A situação política e económica em Portugal vista por um estrangeiro

Ultimamente tenho-me tornado cada vez mais um visitante assíduo da Al Jazeera on-line, acompanhando a par e passo os relatos acerca do que vai acontecendo nos países do Norte de África e do Médio Oriente, e posso dizer que estou extremamente impressionado com a qualidade do serviço informativo prestado por esta estação televisiva.

Nos últimos dias, a Al Jazeera tem acompanhado também a situação político-económica em Portugal através dos seus correspondentes europeus. Entre as várias peças acerca do nosso cantinho à beira-mar plantado, descobri esta crónica, da autoria de Barnaby Phillips (correspondente europeu no Reino Unido), que relata a sua viagem de ontem a Lisboa e na qual faz o retrato de um país desiludido, ansioso e receoso à beira do colapso. Tomei a liberdade de a traduzir pois vale a pena ler.


Apanhei um táxi do aeroporto para o meu hotel no centro de Lisboa e pedi recibo ao condutor.

Ele era um homem amigável e tínhamos tido uma conversa interessante. "Quanto quer que lhe ponha no recibo?" perguntou-me, com um sorriso e um piscar de olho.

Depois da fria e respeitável Londres, foi o recordar de que me encontrar num lugar -como dizê-lo?- talvez mais mediterrânico (com o devido pedido de desculpas se ofendi alguém).

De facto, Lisboa é uma das minhas cidades favoritas. Adoro os bairros antigos agarrados às encostas das colinas, a arquitectura e os pequenos eléctricos que andam para cima e para baixo nas ruas com calçada.

Sou fascinado pela história e pelas ligações coloniais com Angola e Moçambique. As pessoas são gentis e generosas, a comida é óptima.

Mas não há lugar para equívocos em relação ao estado de humor, desta vez; uma mistura de ressentimento fervilhante em relação aos políticos portugueses e uma cruel resignação perante o facto de o pior estar ainda por vir.

Já senti este estado de alma antes; lembra-me a Grécia durante os primeiros meses de 2010, à medida que o país caía na bancarrota.

Está presente o mesmo cinismo em relação aos que se encontram no poder, o mesmo sentimento de desamparo e frustração... (e, atrevo-me a dizê-lo, a mesma tendência criativa em relação a alguns aspectos de contabilidade).

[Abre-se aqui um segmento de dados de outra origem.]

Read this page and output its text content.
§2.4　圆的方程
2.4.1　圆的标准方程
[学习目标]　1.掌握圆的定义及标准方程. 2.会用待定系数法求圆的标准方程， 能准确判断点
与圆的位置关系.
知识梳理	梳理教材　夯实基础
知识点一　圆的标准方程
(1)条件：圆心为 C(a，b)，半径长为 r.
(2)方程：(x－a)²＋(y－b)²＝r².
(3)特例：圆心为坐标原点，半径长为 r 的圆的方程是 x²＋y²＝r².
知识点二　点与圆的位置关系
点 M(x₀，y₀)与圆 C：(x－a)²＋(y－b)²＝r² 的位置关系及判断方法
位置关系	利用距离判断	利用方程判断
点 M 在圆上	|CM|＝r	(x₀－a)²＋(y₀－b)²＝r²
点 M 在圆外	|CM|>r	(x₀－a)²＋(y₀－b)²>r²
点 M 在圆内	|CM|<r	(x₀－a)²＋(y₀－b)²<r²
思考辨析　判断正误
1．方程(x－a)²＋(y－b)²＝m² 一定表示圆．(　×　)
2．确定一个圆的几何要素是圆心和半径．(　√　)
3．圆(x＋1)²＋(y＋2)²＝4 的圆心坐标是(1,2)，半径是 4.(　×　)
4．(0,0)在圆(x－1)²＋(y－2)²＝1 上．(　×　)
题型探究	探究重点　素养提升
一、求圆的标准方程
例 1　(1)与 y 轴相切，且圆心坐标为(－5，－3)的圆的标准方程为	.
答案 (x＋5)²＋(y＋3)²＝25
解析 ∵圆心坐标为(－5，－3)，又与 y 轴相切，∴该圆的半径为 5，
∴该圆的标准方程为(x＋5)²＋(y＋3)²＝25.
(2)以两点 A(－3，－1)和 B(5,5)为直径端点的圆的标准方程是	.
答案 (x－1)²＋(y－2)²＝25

Em alguns aspectos, Portugal encontra-se numa situação ainda pior.

Pelo menos a Grécia, sob a liderança do Primeiro Ministro George Papandreou, elegeu recentemente um governo com um mandato forte que lhe permitiu tomar acções firmes para salvar a economia.

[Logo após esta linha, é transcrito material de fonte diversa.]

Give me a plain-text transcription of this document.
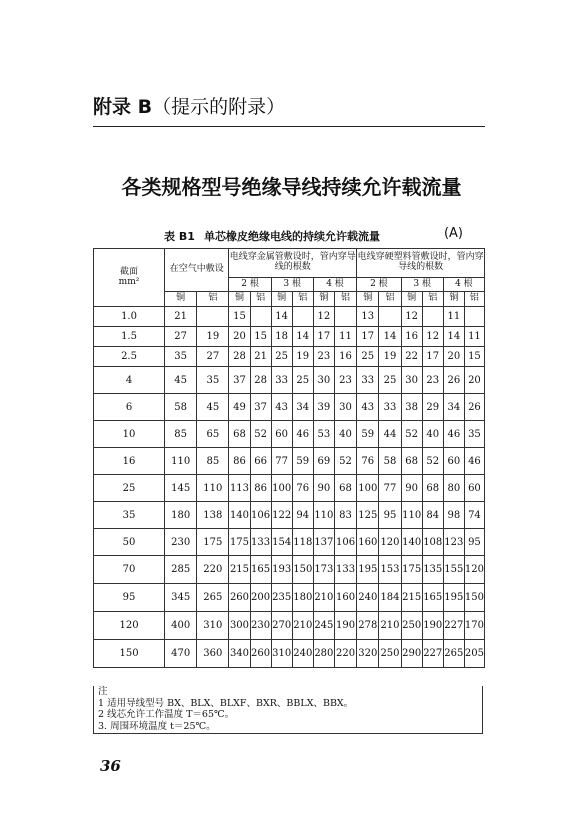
附录 B（提示的附录）
各类规格型号绝缘导线持续允许载流量
表 B1 单芯橡皮绝缘电线的持续允许载流量	(A)
截面
mm²	在空气中敷设		电线穿金属管敷设时，管内穿导线的根数						电线穿硬塑料管敷设时，管内穿导线的根数					
			2 根		3 根		4 根		2 根		3 根		4 根	
	铜	铝	铜	铝	铜	铝	铜	铝	铜	铝	铜	铝	铜	铝
1.0	21		15		14		12		13		12		11	
1.5	27	19	20	15	18	14	17	11	17	14	16	12	14	11
2.5	35	27	28	21	25	19	23	16	25	19	22	17	20	15
4	45	35	37	28	33	25	30	23	33	25	30	23	26	20
6	58	45	49	37	43	34	39	30	43	33	38	29	34	26
10	85	65	68	52	60	46	53	40	59	44	52	40	46	35
16	110	85	86	66	77	59	69	52	76	58	68	52	60	46
25	145	110	113	86	100	76	90	68	100	77	90	68	80	60
35	180	138	140	106	122	94	110	83	125	95	110	84	98	74
50	230	175	175	133	154	118	137	106	160	120	140	108	123	95
70	285	220	215	165	193	150	173	133	195	153	175	135	155	120
95	345	265	260	200	235	180	210	160	240	184	215	165	195	150
120	400	310	300	230	270	210	245	190	278	210	250	190	227	170
150	470	360	340	260	310	240	280	220	320	250	290	227	265	205
注
1 适用导线型号 BX、BLX、BLXF、BXR、BBLX、BBX。
2 线芯允许工作温度 T＝65℃。
3. 周围环境温度 t＝25℃。
36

Portugal está à deriva após a demissão do Primeiro Ministro José Sócrates.

As eleições podem estar a semanas de distância e podem ser inconclusivas.

É certo que a dívida e o défice de Portugal são menores do que os da Grécia.

Também é verdade que os bancos se encontram em melhor situação do que os da Irlanda ou da Espanha.

Contudo, os problemas económicos são aqui muito profundos; o mercado de trabalho é inflexível e há pouca inovação.

Hoje visitei uma uma empresa de Tecnologias de Informação, dirigida por um grupo de jovens empreendedores portugueses.

Todos eles eram extremamente brilhantes e a empresa está a portar-se bem.

Mas eles partilharam o seu desagrado e sentimento de alienação em relação os políticos do país e o seu sentimento de desespero ao verem cada vez mais colegas seus a procurar emigrar para o Norte da Europa e para os EUA.

Hoje, o metropolitano de Lisboa estava em greve. Ontem eram os ferries. Amanhã serão os comboios.

Será uma maré crescente de inquietação industrial à medida que as medidas de austeridade se tornam mais severas?

Talvez, embora Lisboa não tenha a tradição de protestos de rua dramáticos de Atenas.

Sendo assim, para onde vamos a partir daqui?

Os mercados financeiros claramente não acreditam que Portugal consiga o crescimento necessário para lhe permitir saldar as suas dívidas e há agora imensa especulação sobre o país vir a necessitar de um resgate na ordem dos 70 biliões de euros.

Isto irá levantar mais questões acerca do futuro das fracas economias periféricas da Zona Euro e reavivar os receios de contágio que possam afectar economias maiores como a da Espanha.

Infelizmente, a lição que se tira de Portugal, da Grécia e da Irlanda, é que optar pelo resgate não singnifica necessariamente o fim das aflições do país.

Pelo contrário, é apenas o início de um novo capítulo, num longo e doloroso processo de reforma.